The fourth day we sailed Kikuyu to Solomons Island in the Patuxent River, a place that has become a boaters' destination. The Patuxent River leading northwest is wide and interesting. Upon passing under an over 100-foot tall bridge we saw depths of over 100 feet as we rounded a white sand bar that comes very close to the channel. It's amazing to see such depths anywhere in the Chesapeake, especially so close to land, except only along the main ship channel leading up the Bay. We anchored Kikuyu in a wide cove in Mill Creek (the second creek in the Patuxent named Mill) just beyond bridge. Again we were surrounded by lush vegetation and could hear a lot of wildlife, especially the Ospreys (also called Sea Hawks) as parents and chicks chirp very loudly. Ospreys are diurnal fish-eating birds of prey and are abundant in the Bay. They build amazingly tall nests made of sticks, driftwood and seaweed, which they have planted on many of the markers leading up channels in the Bay. These birds usually mate for life with both parents raising their chicks for a 5-month period of partnership. It is fascinating to watch both parents come and go from the nest, and stand on its edge as boats go by very near them. We have come to love watching and hearing these birds that we feel are one of the Chesapeake Bay's trademarks.
After anchoring, our good friends and old neighbors Tip and Marsha who have a home in the Solomons Island area motored over to our boat to greet us. It was great to see them and realize that we were getting very close to home.
Finally, on Saturday July 11 at 2PM we arrived to Annapolis. As we expected the wind picked up as we approached the Severn River which was filled with all kinds of sail boats smooth-sailing up and down. We entered the harbor under full sails and Kikuyu, looking more beautiful than ever and majestically stout, sailed into the harbor very proud of delivering its crew of three alive and well. We dropped Kikuyu's sails, approached the mooring field and took a ball as we had done many times in the past. After securing Kikuyu we fell silent and gazed at the Inner Harbor, the buildings and all the people looking out as if they were there to greet us or perhaps dreaming of their own voyage. Words could not express what we felt.

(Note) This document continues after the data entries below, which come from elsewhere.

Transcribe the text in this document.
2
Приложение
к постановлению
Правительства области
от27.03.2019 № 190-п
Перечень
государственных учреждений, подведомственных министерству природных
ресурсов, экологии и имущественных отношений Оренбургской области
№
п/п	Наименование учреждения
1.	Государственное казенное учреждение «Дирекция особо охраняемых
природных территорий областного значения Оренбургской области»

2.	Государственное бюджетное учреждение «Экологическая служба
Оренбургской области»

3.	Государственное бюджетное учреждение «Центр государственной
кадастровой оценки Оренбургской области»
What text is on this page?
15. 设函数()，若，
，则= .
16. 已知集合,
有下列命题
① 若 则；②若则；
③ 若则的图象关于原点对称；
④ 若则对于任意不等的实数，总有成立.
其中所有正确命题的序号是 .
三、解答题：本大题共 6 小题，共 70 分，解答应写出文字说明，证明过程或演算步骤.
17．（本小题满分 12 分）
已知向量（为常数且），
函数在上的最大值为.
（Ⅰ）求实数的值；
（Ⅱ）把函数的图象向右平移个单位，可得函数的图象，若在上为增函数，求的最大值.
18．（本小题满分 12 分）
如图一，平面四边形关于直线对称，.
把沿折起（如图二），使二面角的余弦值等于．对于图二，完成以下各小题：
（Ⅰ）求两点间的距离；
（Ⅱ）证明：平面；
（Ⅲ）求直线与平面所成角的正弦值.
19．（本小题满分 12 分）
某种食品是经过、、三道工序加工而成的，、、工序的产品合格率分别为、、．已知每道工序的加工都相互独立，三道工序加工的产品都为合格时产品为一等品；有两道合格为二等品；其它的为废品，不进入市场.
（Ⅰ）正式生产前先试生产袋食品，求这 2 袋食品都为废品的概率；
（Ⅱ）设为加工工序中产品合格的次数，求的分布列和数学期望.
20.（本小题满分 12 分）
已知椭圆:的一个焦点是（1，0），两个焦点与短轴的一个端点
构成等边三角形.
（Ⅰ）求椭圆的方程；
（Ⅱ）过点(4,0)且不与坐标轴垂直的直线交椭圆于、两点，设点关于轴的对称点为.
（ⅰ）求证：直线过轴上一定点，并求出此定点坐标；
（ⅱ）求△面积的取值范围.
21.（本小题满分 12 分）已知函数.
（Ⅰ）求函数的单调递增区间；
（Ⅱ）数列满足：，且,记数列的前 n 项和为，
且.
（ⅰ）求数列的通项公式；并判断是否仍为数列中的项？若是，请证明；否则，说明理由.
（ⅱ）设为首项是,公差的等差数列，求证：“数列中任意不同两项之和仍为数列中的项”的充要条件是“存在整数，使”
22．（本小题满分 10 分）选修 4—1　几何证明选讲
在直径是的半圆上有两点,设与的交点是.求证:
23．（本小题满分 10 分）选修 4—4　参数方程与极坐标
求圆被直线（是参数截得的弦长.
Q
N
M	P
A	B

We sat in Kikuyu's cockpit and were immensely thankful for many things -- for our family and friends who supported and followed our travels, encouraging us and worrying about us; for Kikuyu, our partner and friend, who gave us shelter and sailed us safely and swiftly to the many enchanting places we have visited; for the many people we met along the way: the natives such as the Kuna, the many places we stopped , and the sailors many of whom are now dear friends; for having achieved more than we had ever dreamed; and, lastly, for the unending beauty of the Atlantic Ocean and Caribbean Sea and all of those beautiful islands and countries that gave us so much enjoyment, amazement, wonder and hospitality.